Vielleicht erinnert man sich noch an »Mammuth«, die schräge Komödie von Benoît Delépine und Gustave Kervern, die vor 10 Jahren hier im Wettbewerb lief? Gérard Depardieu reitet da auf einer Münch Mammut durch Frankreich, um Arbeitsbescheinigungen seiner ehemaligen Arbeitgeber für die Rente einzusammeln. Der Film ist voller schräger Begegnungen und absurden Gestalten, aber immer mit großer Sympathie für die Figuren.
In dem neuen Film nun, der sinnigerweise »Verlauf löschen« (Effacer l'historique) heißt, fehlt es genau daran. Das Personal ist einem merkwürdig selbstverschuldeten Präkariat entnommen, das sich selbst noch als Mittelschicht wahrnimmt, aber völlig verschuldet nicht mehr davon profitieren kann. Seriensüchtig die eine, kaufsüchtig die andere, arbeitsscheue Sozialschmarotzer und naive frisch verwitwete Männer, die sich in eine computergenerierte Internetstimme verlieben, eine grantige Uberfahrerin, die nicht versteht, warum sie keiner positiv bewertet – nichts läßt dieser Film aus. Hier werden alle Witze auf Kosten derer gemacht, die sich zum Tragen von Gelbwesten noch zu schade sind, oder bereits darüber hinweg. Die Not ist hier in jedem Fall eigene Dummheit, das Internet der Boden, auf dem sie sich entfaltet. Selbst wenn manche Witz treffen, ein Hacker zum Beispiel, der in einem Windrad sitzt, sich Gott nennt und zugeben muß, dass er in der Cloud, auf die er nicht zugreifen kann, seinen Meister gefunden hat, so ist der Film als Ganzer zu wenig absurd, zu wenig wirklich witzig und als Kritik an der digitalen Durchdringung der Welt zu wenig substantiell.
Schade, dass Benoît Delépine und Gustave Kervern ihren Verlauf gelöscht haben, sie hätten gern noch einmal darauf zurückgreifen können, was einmal war.
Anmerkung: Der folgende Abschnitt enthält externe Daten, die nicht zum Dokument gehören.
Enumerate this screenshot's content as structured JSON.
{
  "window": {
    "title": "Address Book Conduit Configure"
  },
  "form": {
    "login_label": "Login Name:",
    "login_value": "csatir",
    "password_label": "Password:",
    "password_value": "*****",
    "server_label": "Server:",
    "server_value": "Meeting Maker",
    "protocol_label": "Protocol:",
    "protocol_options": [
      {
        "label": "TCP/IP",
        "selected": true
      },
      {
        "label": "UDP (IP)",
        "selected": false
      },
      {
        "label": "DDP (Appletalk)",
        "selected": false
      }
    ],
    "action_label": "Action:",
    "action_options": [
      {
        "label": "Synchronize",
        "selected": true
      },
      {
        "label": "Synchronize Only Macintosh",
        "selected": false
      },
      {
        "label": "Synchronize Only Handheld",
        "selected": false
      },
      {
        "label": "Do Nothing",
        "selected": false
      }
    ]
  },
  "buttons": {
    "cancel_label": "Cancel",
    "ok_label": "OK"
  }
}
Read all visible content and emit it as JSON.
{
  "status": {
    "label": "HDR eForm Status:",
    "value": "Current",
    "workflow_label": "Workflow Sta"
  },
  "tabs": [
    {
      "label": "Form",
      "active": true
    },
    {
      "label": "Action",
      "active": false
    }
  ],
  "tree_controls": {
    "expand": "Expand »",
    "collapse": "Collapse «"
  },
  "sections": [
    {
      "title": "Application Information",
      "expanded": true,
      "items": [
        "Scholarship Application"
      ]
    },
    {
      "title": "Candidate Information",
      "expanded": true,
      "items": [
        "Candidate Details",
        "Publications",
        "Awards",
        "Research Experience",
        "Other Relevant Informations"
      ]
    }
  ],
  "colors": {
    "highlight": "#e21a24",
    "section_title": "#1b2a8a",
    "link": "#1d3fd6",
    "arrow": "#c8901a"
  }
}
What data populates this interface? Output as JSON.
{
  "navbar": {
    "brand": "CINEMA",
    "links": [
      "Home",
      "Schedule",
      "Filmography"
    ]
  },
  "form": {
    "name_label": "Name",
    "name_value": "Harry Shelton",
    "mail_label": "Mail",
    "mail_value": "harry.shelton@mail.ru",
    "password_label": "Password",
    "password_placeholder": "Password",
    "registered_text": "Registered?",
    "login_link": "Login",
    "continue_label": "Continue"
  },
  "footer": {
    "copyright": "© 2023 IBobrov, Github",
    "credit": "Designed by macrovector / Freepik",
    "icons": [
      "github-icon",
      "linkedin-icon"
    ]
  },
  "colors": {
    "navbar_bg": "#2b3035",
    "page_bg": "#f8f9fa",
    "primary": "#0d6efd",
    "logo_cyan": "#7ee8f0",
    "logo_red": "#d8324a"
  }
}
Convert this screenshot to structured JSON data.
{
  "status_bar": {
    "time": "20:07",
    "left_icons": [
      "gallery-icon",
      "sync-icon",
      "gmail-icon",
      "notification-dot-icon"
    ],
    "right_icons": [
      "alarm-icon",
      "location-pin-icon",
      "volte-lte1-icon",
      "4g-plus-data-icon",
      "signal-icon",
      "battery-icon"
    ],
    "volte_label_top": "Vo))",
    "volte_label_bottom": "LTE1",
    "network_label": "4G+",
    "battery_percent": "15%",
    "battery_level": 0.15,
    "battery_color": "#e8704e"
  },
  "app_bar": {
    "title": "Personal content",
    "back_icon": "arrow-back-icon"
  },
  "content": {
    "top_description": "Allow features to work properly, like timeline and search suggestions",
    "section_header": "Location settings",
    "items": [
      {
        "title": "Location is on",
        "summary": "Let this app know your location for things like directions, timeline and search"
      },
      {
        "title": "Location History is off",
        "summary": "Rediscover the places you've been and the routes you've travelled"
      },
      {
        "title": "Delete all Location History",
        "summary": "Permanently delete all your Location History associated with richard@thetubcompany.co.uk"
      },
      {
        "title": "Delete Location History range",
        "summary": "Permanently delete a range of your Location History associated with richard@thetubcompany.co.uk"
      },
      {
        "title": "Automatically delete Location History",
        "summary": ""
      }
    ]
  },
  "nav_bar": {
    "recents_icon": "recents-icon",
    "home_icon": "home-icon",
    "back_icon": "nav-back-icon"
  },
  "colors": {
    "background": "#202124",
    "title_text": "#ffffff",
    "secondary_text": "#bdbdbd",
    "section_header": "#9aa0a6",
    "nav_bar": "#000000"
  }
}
Denn Filme wie »Der Tag wird kommen« oder »Saint Amour«, die wie »Mammuth« ebenfalls mit den Klischees des schlechten Geschmacks gespielt haben und die Selbstwahrnehmung gekonnt auf die Wirklichkeit prallen ließen, waren im Kern tragikomische Clownereien für Fortgeschrittene. Dieser Film lebt nur noch davon, aus den Klischees Verachtung zu generieren.